O ex-parlamentar não comentou outras controvérsias envolvendo o longa, entre elas as investigações sobre o financiamento da produção.
Ao responder à mesma pergunta, Cyrus Nowrasteh afirmou que a realização do filme ocorreu sem conhecimento prévio das autoridades durante grande parte das gravações. Segundo ele, os órgãos públicos só tomaram conhecimento do projeto quando a equipe filmava as cenas relacionadas ao atentado sofrido por Bolsonaro durante a campanha presidencial de 2018.
“Todos os nossos documentos estavam legais”, afirmou o diretor.
Condenação de Eduardo Bolsonaro entra no debate
O evento em Las Vegas ocorreu um dia antes de a Primeira Turma do Supremo Tribunal Federal (STF) condenar Eduardo Bolsonaro a quatro anos de prisão por atuar nos Estados Unidos em articulações voltadas à imposição de sanções contra ministros da Corte.
Mesmo antes da decisão, o assunto foi abordado durante o encontro. Eduardo voltou a criticar integrantes do STF e comentou as acusações que pesam contra ele.
“Disseram que eu estava trabalhando com o governo Trump para sancionar o ministro do Supremo Tribunal Federal que está mandando todas essas pessoas para a prisão. Isso é verdade. Não porque eu estivesse tentando absolver meu pai no julgamento, porque eu sempre soube que ele seria condenado. Mas, como eles são covardes, não processam nem denunciam o presidente Trump, o secretário Rubio ou Bessent. Em vez disso, estão me denunciando, tentando me tornar inelegível”, disse Eduardo.
Evento reúne aliados de Trump e figuras controversas
O Fraud Fighter Summit prossegue até esta quarta-feira e reuniu cerca de 700 participantes, segundo os organizadores. Os ingressos foram vendidos por US$ 350 e, de acordo com a organização, todos os lugares disponíveis foram ocupados.
Entre os convidados está a ex-funcionária eleitoral do Colorado Tina Peters, condenada a nove anos de prisão por permitir acesso não autorizado a equipamentos eleitorais em uma tentativa de comprovar alegações de fraude na eleição presidencial dos EUA de 2020. Peters foi libertada no início de junho após pressão do presidente Donald Trump para redução de sua pena.
Antes da exibição de Dark Horse, ela fez um discurso em apoio ao ex-presidente brasileiro.
“Este filme é muito importante.

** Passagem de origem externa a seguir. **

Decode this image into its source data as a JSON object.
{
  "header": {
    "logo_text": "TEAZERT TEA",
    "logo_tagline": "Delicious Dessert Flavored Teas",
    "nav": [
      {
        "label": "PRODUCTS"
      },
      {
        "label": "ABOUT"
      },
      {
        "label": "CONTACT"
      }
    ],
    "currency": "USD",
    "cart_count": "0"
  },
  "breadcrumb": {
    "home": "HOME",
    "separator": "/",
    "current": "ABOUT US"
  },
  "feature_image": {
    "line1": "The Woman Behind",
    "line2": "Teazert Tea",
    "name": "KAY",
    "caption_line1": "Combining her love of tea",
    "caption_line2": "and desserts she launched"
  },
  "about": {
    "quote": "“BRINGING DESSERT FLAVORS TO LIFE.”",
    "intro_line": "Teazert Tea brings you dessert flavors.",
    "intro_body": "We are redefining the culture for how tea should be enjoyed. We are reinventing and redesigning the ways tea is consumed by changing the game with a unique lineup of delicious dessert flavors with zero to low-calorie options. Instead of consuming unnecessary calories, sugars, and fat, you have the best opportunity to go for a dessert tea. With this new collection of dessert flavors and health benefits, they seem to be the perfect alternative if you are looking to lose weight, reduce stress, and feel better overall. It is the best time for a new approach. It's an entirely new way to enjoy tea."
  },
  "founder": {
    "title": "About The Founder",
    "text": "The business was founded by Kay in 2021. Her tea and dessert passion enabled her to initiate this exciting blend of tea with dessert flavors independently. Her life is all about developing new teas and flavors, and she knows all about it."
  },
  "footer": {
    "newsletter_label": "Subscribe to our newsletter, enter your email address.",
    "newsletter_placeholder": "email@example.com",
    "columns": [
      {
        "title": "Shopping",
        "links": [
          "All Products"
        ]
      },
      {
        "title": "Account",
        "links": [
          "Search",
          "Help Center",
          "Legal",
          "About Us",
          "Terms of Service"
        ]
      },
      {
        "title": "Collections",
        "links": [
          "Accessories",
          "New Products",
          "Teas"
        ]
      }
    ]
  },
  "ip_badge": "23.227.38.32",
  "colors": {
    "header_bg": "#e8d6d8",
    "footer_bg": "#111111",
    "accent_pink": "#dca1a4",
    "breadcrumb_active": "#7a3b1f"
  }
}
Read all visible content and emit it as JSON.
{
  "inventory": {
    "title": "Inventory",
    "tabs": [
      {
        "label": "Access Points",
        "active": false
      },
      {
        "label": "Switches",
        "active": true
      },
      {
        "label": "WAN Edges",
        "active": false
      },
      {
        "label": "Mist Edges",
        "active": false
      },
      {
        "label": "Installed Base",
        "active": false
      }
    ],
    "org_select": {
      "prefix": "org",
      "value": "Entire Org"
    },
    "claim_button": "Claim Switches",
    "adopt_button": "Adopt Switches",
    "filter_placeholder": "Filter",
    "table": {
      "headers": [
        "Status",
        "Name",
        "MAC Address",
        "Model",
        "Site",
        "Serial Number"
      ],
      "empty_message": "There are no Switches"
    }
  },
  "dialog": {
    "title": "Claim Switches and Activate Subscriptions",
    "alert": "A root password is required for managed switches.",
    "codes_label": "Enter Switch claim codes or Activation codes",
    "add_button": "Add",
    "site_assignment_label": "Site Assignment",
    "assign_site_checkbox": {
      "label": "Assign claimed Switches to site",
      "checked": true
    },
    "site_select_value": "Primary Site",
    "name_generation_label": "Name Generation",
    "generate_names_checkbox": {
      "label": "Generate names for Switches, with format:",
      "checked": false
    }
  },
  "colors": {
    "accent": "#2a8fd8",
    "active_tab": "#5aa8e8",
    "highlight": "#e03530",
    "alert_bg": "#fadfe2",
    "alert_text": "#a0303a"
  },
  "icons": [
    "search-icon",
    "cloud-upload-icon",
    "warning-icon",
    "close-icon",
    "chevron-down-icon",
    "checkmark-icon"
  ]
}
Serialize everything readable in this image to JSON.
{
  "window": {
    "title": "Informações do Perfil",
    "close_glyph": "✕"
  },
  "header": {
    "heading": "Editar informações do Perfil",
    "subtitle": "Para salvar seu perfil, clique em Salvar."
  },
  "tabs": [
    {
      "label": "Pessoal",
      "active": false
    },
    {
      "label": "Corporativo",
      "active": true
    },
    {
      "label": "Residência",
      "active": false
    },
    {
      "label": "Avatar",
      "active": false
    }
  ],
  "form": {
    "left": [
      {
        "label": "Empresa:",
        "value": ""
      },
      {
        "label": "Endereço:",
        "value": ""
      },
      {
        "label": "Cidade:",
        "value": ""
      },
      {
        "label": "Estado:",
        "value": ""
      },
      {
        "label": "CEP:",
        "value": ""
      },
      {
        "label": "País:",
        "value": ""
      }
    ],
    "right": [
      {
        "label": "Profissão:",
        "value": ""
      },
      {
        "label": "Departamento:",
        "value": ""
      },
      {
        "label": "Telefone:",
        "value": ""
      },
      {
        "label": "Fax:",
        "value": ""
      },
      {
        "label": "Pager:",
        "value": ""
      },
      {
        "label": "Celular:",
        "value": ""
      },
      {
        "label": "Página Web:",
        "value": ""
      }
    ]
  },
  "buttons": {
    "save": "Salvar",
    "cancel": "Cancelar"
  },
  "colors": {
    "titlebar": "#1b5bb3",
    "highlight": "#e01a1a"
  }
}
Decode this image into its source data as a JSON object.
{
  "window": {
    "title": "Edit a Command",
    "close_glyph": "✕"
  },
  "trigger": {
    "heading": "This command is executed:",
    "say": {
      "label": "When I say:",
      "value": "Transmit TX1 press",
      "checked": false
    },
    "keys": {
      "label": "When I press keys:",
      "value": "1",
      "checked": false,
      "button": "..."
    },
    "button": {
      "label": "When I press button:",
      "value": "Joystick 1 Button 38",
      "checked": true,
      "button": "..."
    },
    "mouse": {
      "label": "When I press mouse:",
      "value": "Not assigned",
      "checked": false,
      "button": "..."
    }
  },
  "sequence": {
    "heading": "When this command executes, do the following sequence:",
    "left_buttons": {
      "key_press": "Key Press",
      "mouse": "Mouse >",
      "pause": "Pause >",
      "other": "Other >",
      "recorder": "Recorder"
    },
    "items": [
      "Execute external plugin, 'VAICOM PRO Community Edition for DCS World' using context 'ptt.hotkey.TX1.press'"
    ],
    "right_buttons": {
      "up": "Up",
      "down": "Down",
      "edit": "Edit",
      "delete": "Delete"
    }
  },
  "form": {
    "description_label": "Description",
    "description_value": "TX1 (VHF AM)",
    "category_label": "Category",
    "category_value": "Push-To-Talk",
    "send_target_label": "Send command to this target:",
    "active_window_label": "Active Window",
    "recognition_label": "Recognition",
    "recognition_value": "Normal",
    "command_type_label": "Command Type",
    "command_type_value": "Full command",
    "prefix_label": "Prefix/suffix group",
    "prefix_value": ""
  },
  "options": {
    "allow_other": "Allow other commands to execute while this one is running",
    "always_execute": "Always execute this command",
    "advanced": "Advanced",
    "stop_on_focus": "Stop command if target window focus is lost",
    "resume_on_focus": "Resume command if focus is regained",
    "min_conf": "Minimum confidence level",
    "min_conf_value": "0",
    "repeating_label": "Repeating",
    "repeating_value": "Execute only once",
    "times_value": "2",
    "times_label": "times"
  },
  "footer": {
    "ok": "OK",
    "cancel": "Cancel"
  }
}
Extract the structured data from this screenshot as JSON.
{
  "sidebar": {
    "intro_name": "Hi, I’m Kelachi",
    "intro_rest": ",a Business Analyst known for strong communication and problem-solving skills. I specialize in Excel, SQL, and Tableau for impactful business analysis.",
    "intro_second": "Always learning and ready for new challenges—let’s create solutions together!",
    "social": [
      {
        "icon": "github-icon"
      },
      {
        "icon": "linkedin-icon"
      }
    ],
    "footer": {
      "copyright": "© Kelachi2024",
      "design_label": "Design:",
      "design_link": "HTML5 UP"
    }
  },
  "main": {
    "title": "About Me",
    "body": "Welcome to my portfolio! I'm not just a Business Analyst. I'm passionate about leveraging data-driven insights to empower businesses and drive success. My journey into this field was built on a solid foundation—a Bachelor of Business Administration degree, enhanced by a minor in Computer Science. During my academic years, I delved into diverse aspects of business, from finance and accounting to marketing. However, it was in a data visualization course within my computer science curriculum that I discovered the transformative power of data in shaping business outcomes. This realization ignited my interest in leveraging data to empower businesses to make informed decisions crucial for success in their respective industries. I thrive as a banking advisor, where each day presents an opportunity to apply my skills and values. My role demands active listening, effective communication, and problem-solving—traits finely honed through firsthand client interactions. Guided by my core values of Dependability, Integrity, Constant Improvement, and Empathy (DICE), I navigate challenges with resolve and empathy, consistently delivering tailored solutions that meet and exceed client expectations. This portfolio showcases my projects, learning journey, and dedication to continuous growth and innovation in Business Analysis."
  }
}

Acompanhei Bolsonaro e o que aconteceu no Brasil. Isso pode acontecer em todos os países do mundo e é claro que eles estão tentando fazer isso com o nosso país. (…) Amo vocês e precisamos respeitar esse pessoal do Brasil”, afirmou, recebendo aplausos do público.
A programação do encontro também inclui nomes conhecidos da extrema direita internacional, como Stephen Bannon, ex-estrategista de Trump, a atriz Roseanne Barr e o ex-primeiro-ministro sul-coreano Hwang Kyo-ahn, que tem questionado o resultado das eleições realizadas recentemente na Coreia do Sul.